Strategy consultants McKinsey have suggested that companies which succeed in re-inventing themselves are those that invest more boldly and more broadly than less well performing counterparts. It found more than twice as many leading companies closely tie together their digital and corporate strategies than don’t. What’s more, winners tend to respond to digitalisation by changing their corporate strategies significantly, so that digitalisation is central to the company ethos, rather than simply a standalone project.
Mckinsey's findings are likely to be of interest to the asset finance industry, in which a clear divide has opened up between 'traditional' companies who may have dipped a toe in the water but have not fully taken the plunge into digitalisation, and those who describe themselves as ‘progressive’, with a commitment to digital working throughout.
This divide was studied by Alfa in their latest Digital Directions Research report which found that while 92.5% of progressive asset finance companies agree their organisation has a clearly defined coherent digital strategy that is aligned with the overall corporate objectives, only half (50%) of traditional companies can say the same.

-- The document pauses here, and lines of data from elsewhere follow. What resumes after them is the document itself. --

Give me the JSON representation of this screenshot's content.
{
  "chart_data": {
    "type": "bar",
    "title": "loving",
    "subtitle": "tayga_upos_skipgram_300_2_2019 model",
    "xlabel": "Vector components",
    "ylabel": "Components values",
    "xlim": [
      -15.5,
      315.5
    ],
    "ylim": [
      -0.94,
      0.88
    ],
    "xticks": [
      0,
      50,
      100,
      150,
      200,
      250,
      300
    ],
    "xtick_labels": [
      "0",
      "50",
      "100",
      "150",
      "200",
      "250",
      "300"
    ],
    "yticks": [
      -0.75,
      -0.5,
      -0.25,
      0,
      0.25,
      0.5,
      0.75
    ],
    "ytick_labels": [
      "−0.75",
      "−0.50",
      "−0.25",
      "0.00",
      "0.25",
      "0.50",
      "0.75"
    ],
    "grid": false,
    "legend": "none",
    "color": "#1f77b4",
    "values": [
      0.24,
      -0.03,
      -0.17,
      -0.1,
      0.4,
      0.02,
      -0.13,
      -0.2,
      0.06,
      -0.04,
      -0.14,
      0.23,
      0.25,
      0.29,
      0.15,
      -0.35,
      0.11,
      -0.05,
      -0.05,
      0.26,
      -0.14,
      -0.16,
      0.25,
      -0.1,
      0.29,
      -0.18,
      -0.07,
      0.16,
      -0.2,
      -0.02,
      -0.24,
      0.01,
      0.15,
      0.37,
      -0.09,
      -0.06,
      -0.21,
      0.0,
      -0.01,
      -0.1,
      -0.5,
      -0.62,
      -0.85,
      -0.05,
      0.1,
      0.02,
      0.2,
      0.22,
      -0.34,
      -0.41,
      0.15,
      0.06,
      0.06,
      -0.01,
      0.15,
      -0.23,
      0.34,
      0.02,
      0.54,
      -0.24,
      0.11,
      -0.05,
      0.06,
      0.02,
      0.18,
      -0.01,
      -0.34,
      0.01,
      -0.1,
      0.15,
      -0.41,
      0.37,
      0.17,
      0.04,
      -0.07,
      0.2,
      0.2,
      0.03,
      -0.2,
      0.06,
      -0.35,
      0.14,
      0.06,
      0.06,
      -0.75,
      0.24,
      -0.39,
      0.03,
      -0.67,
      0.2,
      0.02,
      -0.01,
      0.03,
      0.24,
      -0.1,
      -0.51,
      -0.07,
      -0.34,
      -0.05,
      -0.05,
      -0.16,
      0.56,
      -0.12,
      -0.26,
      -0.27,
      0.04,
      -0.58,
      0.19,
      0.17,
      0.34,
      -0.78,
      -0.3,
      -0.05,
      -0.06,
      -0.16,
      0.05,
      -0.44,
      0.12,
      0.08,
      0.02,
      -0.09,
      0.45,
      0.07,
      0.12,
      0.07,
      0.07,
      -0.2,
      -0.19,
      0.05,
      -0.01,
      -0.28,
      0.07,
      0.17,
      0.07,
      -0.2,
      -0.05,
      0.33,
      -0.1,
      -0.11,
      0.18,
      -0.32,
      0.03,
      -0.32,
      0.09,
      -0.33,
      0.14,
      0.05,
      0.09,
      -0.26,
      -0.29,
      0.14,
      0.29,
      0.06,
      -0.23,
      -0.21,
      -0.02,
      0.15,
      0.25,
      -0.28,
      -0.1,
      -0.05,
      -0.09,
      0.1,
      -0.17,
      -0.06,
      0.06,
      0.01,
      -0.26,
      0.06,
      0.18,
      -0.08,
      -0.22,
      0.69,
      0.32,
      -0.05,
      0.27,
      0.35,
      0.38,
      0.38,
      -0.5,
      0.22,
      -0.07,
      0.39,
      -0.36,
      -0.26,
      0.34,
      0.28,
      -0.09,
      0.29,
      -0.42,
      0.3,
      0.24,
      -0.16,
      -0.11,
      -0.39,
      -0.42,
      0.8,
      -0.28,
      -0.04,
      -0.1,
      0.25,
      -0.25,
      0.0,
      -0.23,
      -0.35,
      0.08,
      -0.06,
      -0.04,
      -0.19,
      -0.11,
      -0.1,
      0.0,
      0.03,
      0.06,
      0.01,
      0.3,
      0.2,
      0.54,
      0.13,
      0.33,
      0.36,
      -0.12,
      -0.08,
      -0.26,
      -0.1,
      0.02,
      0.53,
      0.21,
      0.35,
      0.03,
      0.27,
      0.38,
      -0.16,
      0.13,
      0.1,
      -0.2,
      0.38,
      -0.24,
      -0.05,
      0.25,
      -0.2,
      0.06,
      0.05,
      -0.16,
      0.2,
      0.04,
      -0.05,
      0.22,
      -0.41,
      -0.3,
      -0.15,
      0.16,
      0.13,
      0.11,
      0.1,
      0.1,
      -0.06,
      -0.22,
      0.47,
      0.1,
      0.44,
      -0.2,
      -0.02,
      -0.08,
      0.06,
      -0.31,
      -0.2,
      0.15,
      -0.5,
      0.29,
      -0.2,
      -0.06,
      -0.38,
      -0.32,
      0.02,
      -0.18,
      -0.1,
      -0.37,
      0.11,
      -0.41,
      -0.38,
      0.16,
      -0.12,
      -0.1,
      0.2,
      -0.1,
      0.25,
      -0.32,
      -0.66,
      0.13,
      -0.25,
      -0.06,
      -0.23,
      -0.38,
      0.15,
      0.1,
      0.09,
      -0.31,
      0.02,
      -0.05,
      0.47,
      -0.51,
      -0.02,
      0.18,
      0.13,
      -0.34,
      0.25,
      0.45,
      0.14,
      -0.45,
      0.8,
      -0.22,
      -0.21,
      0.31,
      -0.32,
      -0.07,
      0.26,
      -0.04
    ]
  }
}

The majority of respondents to Alfa’s survey agreed that a major challenge is the need to recruit staff with different skills to take them on their digital journey.
The majority of respondents to Alfa’s survey agreed that a major challenge is the need to recruit staff with different skills to take them on their digital journey. Both progressive and traditional companies indicated that they had done this. The fleet sector has taken the lead (100% looking for specific expertise), demonstrating its strong commitment to adopting digital solutions wherever possible, ahead of equipment (64%) and retail (87%).
However, none of the respondents have found it an easy process, with 44% finding it ‘hard’ and 30% ‘very hard’ to recruit staff with the new skills needed.
Andy Follows, Managing Director of Aquilae, a former CEO of Tesla Financial Services, and one of the interviewees for the research, did not mince his words when he said, ‘The change of pace today is cruel.There are a large number of people in the workforce who are finding themselves displaced – too old to be digital natives and too young for retirement. Closing the subsequent skills gap is the big issue facing our industry and must be addressed holistically.’
Finding people with critical technical skills for a specific project is part of what’s needed and Alfa’s research showed that can be challenging as asset finance companies are competing head on with a host of other employers looking for tech talent.
That’s only a part of the story, though. Companies need to think much more broadly, about how they foster an environment that encourages innovation and supports them to find ways to make digitalisation work for them.
This can include looking for third party providers or partners they can work with. BMW Group Financial Services, for instance, has run innovation lab workshops in both the UK and US, challenging young startup operations to find new ways to use technology. In the US, this saw blockchain startup Bloom working on a solution to streamline auto customers’ journey and lending experience.
Bloom uses public-private key encryption underpinning blockchain technology to verify customer identity and to attest to the accuracy of credit history without storing raw customer data on the servers. This means individuals can secure their data on their local device and apply for credit without exposing that data to risk, which Bloom says will provide a faster and easier-to-use onboarding experience.
Such initiatives bring in a fresh perspective from outside to focus on processes. But there is also in-house expertise to be mined, by finding ways to encourage those inside the organisation to become innovative.
However, retraining and refocusing existing staff takes time. Alfa’s research also highlighted that many companies are overlooking a critical resource. They asked if finding technology partners in the sector can help bridge the skills gap instead, but only 34% of respondents reported that they had adopted this approach. That means two-thirds are failing to look at a readily-available source of critical skills.
Steve Taplin, Alfa’s Chief Digital Officer explains: ‘Digitalisation is about creating an ecosystem around the company. IT partners can help the process of digitalisation by highlighting the possibilities for innovation and helping to build end-to-end solutions across all of their current processes and products.’